The defense pact also includes the sharing of military intelligence, medical services partnerships and agreements on humanitarian assistance during natural disasters.
“This arrangement in future capability is strategic as well as operational, with the intention to improve Fiji’s existing naval capabilities and to strengthen a systematic military program under the Fiji-India bilateral framework,” Fiji’s Inoke Kubuaboloa, minister for Defense and National Security, said in a news release.
The defense pact addresses research and development as well as institution building. “Our relationship with India is strong and enduring. We have a long history, and defense is a chapter in the bilateral cooperation the two countries already enjoy. We are committed to continue to collaborate on joint defense programs” across the Indo-Asia-Pacific, added the Fijian defense minister, pictured.
He signed the deal with his Indian counterpart, Defence Minister Arun Jaitley, during visits to Mumbai and New Delhi. The ministers discussed maritime security, “and naval cooperation was identified as an area of promise,” India’s defense ministry said in a statement.
The defense agreement further solidifies Indian Prime Minister Narendra Modi’s stated intentions of becoming a bigger geopolitical and military player in the southern Pacific. In late May 2017, India hosted a Pacific islands conference in the Fijian capital of Suva at which it promised to strengthen its partnerships with countries across the southern Pacific.

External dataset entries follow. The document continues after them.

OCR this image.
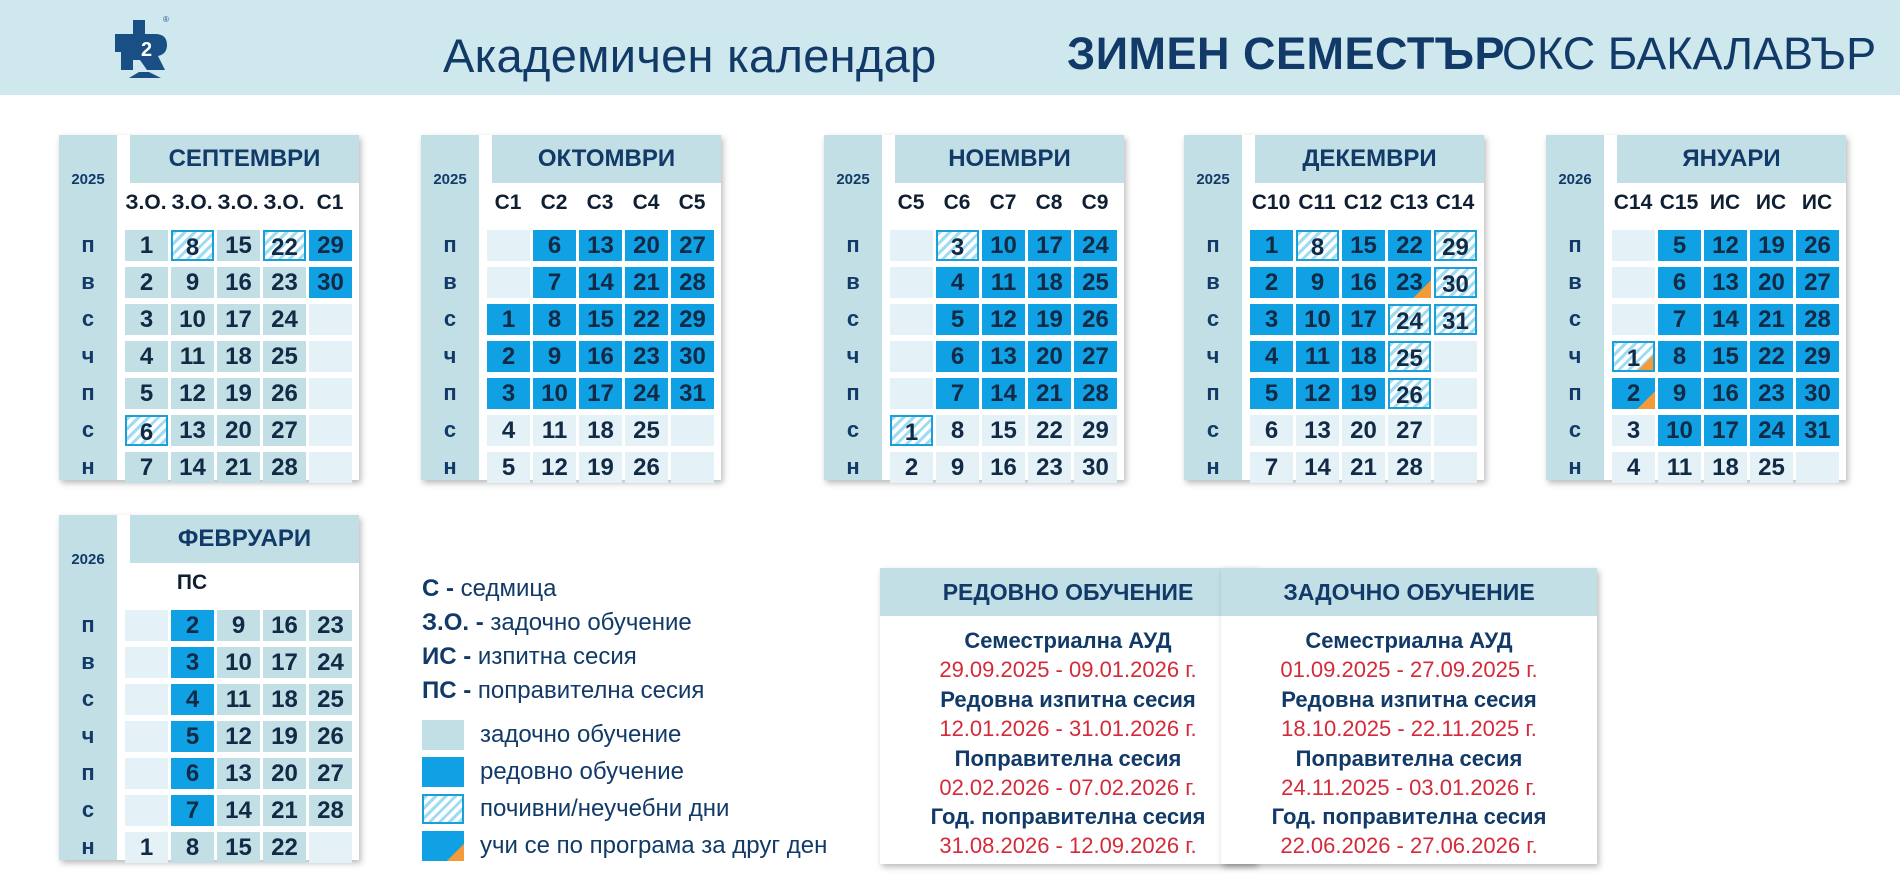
2
®
Академичен календар	ЗИМЕН СЕМЕСТЪР
ОКС БАКАЛАВЪР
2025
СЕПТЕМВРИ
З.О. З.О. З.О. З.О. С1
п
в
с
ч
п
с
н
1
2
3
4
5
6
7
8
9
10
11
12
13
14
15
16
17
18
19
20
21
22
23
24
25
26
27
28
29
30
2025
ОКТОМВРИ
С1 С2 С3 С4 С5
п
в
с
ч
п
с
н
1
2
3
4
5
6
7
8
9
10
11
12
13
14
15
16
17
18
19
20
21
22
23
24
25
26
27
28
29
30
31
2025
НОЕМВРИ
С5 С6 С7 С8 С9
п
в
с
ч
п
с
н
1
2
3
4
5
6
7
8
9
10
11
12
13
14
15
16
17
18
19
20
21
22
23
24
25
26
27
28
29
30
2025
ДЕКЕМВРИ
С10 С11 С12 С13 С14
п
в
с
ч
п
с
н
1
2
3
4
5
6
7
8
9
10
11
12
13
14
15
16
17
18
19
20
21
22
23
24
25
26
27
28
29
30
31
2026
ЯНУАРИ
С14 С15 ИС ИС ИС
п
в
с
ч
п
с
н
1
2
3
4
5
6
7
8
9
10
11
12
13
14
15
16
17
18
19
20
21
22
23
24
25
26
27
28
29
30
31
2026
ФЕВРУАРИ
ПС
п
в
с
ч
п
с
н	1
2
3
4
5
6
7
8
9
10
11
12
13
14
15
16
17
18
19
20
21
22
23
24
25
26
27
28
С - седмица
З.О. - задочно обучение
ИС - изпитна сесия
ПС - поправителна сесия
задочно обучение
редовно обучение
почивни/неучебни дни
учи се по програма за друг ден
РЕДОВНО ОБУЧЕНИЕ
Семестриална АУД
29.09.2025 - 09.01.2026 г.
Редовна изпитна сесия
12.01.2026 - 31.01.2026 г.
Поправителна сесия
02.02.2026 - 07.02.2026 г.
Год. поправителна сесия
31.08.2026 - 12.09.2026 г.
ЗАДОЧНО ОБУЧЕНИЕ
Семестриална АУД
01.09.2025 - 27.09.2025 г.
Редовна изпитна сесия
18.10.2025 - 22.11.2025 г.
Поправителна сесия
24.11.2025 - 03.01.2026 г.
Год. поправителна сесия
22.06.2026 - 27.06.2026 г.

The conference attracted delegations from 14 Pacific island countries, according to the Hindustan Times newspaper. In addition to extending its naval presence in the Pacific, India has even loftier reasons to invest in Fiji.
The Indian Space Research Organization (ISRO) is setting up a space research and satellite monitoring station in Fiji, a move that will bolster the emerging space power’s naval capabilities.

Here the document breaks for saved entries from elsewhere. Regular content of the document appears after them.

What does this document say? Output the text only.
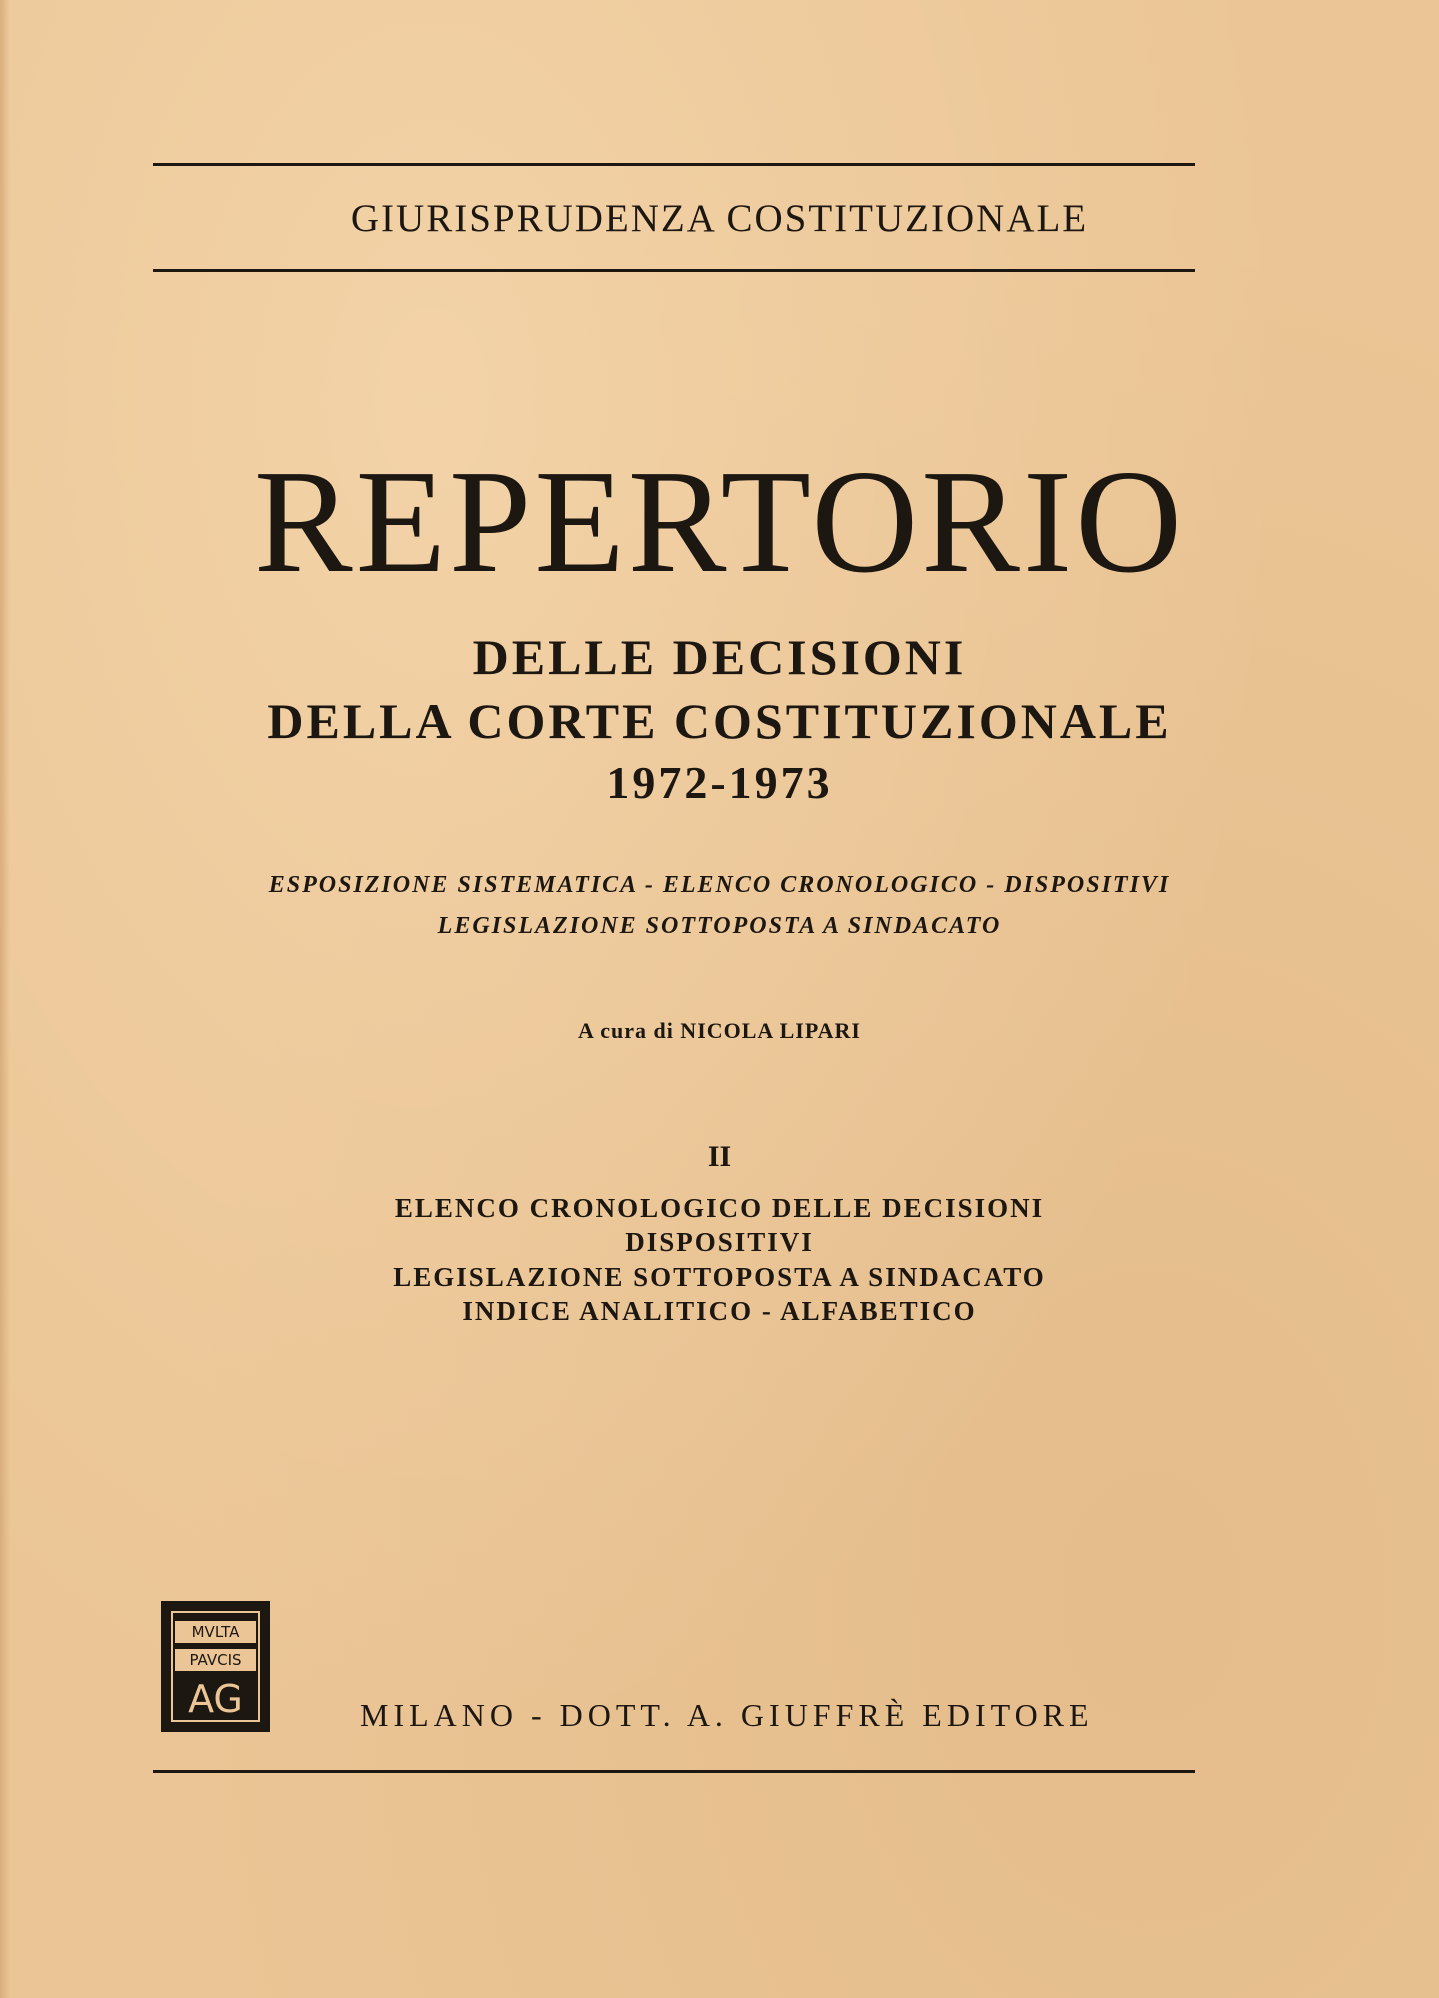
GIURISPRUDENZA COSTITUZIONALE
REPERTORIO
DELLE DECISIONI
DELLA CORTE COSTITUZIONALE
1972-1973
ESPOSIZIONE SISTEMATICA - ELENCO CRONOLOGICO - DISPOSITIVI
LEGISLAZIONE SOTTOPOSTA A SINDACATO
A cura di NICOLA LIPARI
II
ELENCO CRONOLOGICO DELLE DECISIONI
DISPOSITIVI
LEGISLAZIONE SOTTOPOSTA A SINDACATO
INDICE ANALITICO - ALFABETICO
MVLTA
PAVCIS
AG	MILANO - DOTT. A. GIUFFRÈ EDITORE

When India launched its Mars Orbiter Mission spacecraft, also known as Mangalyaan, an 18-member team of scientists and engineers from ISRO traveled to Fiji to track the spacecraft, which arrived on Mars in September 2014.
The space station in Fiji will provide India with a way to track its own satellites over the Pacific. India currently relies on the United States and Australia to monitor its satellites over the ocean.